Rudeus levantó la vista por un momento, pero evitó su mirada al instante, desviando los ojos hacia un rincón de la sala mientras hacía una mueca.

Elinalise no iba a rendirse tan fácilmente. Con una ceja arqueada, continuó haciendo preguntas.

—¿Qué pasó? ¿Fuiste a buscar a Roxy? ¿Todo está bien con ella? —insistió, cada palabra más inquisitiva que la anterior.

Al principio, Rudeus se mantuvo en silencio, incómodo con la dirección que estaba tomando la conversación.
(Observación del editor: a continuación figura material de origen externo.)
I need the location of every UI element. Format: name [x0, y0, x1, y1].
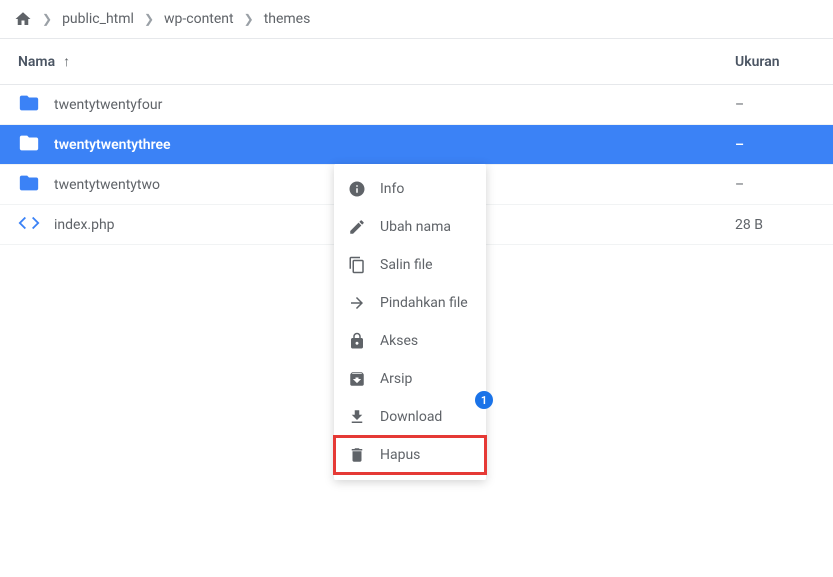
file-size: –: [735, 97, 815, 113]
menu-access[interactable]: Akses: [334, 322, 486, 360]
code-icon: [18, 212, 40, 238]
breadcrumb-item[interactable]: public_html: [62, 11, 134, 27]
menu-archive[interactable]: Arsip: [334, 360, 486, 398]
edit-icon: [348, 218, 366, 236]
table-header: Nama ↑ Ukuran: [0, 39, 833, 85]
column-header-size[interactable]: Ukuran: [735, 54, 815, 70]
breadcrumb-item[interactable]: themes: [264, 11, 311, 27]
lock-icon: [348, 332, 366, 350]
file-name: twentytwentytwo: [54, 177, 160, 193]
menu-info-label: Info: [380, 181, 404, 197]
file-name: twentytwentyfour: [54, 97, 162, 113]
menu-move-label: Pindahkan file: [380, 295, 468, 311]
file-name: twentytwentythree: [54, 137, 171, 153]
menu-delete[interactable]: Hapus: [334, 436, 486, 474]
folder-icon: [18, 172, 40, 198]
copy-icon: [348, 256, 366, 274]
trash-icon: [348, 446, 366, 464]
info-icon: [348, 180, 366, 198]
folder-icon: [18, 132, 40, 158]
file-size: –: [735, 177, 815, 193]
chevron-right-icon: ❯: [42, 12, 52, 26]
column-size-label: Ukuran: [735, 54, 780, 70]
breadcrumb-item[interactable]: wp-content: [164, 11, 234, 27]
menu-delete-label: Hapus: [380, 447, 420, 463]
file-size: 28 B: [735, 217, 815, 233]
menu-info[interactable]: Info: [334, 170, 486, 208]
arrow-up-icon: ↑: [63, 53, 70, 70]
table-row[interactable]: twentytwentythree –: [0, 125, 833, 165]
menu-access-label: Akses: [380, 333, 418, 349]
menu-download-label: Download: [380, 409, 442, 425]
chevron-right-icon: ❯: [144, 12, 154, 26]
archive-icon: [348, 370, 366, 388]
file-size: –: [735, 137, 815, 153]
context-menu: Info Ubah nama Salin file Pindahkan file…: [334, 164, 486, 480]
chevron-right-icon: ❯: [244, 12, 254, 26]
menu-rename-label: Ubah nama: [380, 219, 451, 235]
arrow-right-icon: [348, 294, 366, 312]
menu-archive-label: Arsip: [380, 371, 412, 387]
column-name-label: Nama: [18, 54, 55, 70]
menu-rename[interactable]: Ubah nama: [334, 208, 486, 246]
download-icon: [348, 408, 366, 426]
folder-icon: [18, 92, 40, 118]
column-header-name[interactable]: Nama ↑: [18, 53, 735, 70]
menu-copy[interactable]: Salin file: [334, 246, 486, 284]
breadcrumb: ❯ public_html ❯ wp-content ❯ themes: [0, 0, 833, 39]
download-badge: 1: [475, 391, 493, 409]
file-name: index.php: [54, 217, 115, 233]
home-icon[interactable]: [14, 10, 32, 28]
table-row[interactable]: twentytwentyfour –: [0, 85, 833, 125]
menu-move[interactable]: Pindahkan file: [334, 284, 486, 322]
menu-copy-label: Salin file: [380, 257, 433, 273]
menu-download[interactable]: Download: [334, 398, 486, 436]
Pero su reacción hablaba por sí sola, y Elinalise, siempre perspicaz, comenzó a atar cabos.

—Espera un momento... —dijo, con una sonrisa que mezclaba sorpresa y picardía—. ¿Te le declaraste y te rechazó?

Rudeus suspiró con frustración y finalmente rompió su silencio.

—No, no pude confesar nada... y nunca metería a otra mujer en nuestras vidas sin la aprobación de Sylphi —admitió, su voz cargada de seriedad. Luego hizo una pausa, sus ojos nublados por una mezcla de tristeza y resignación—. Lo que ocurrió es... bueno, ya no tendría sentido declararme.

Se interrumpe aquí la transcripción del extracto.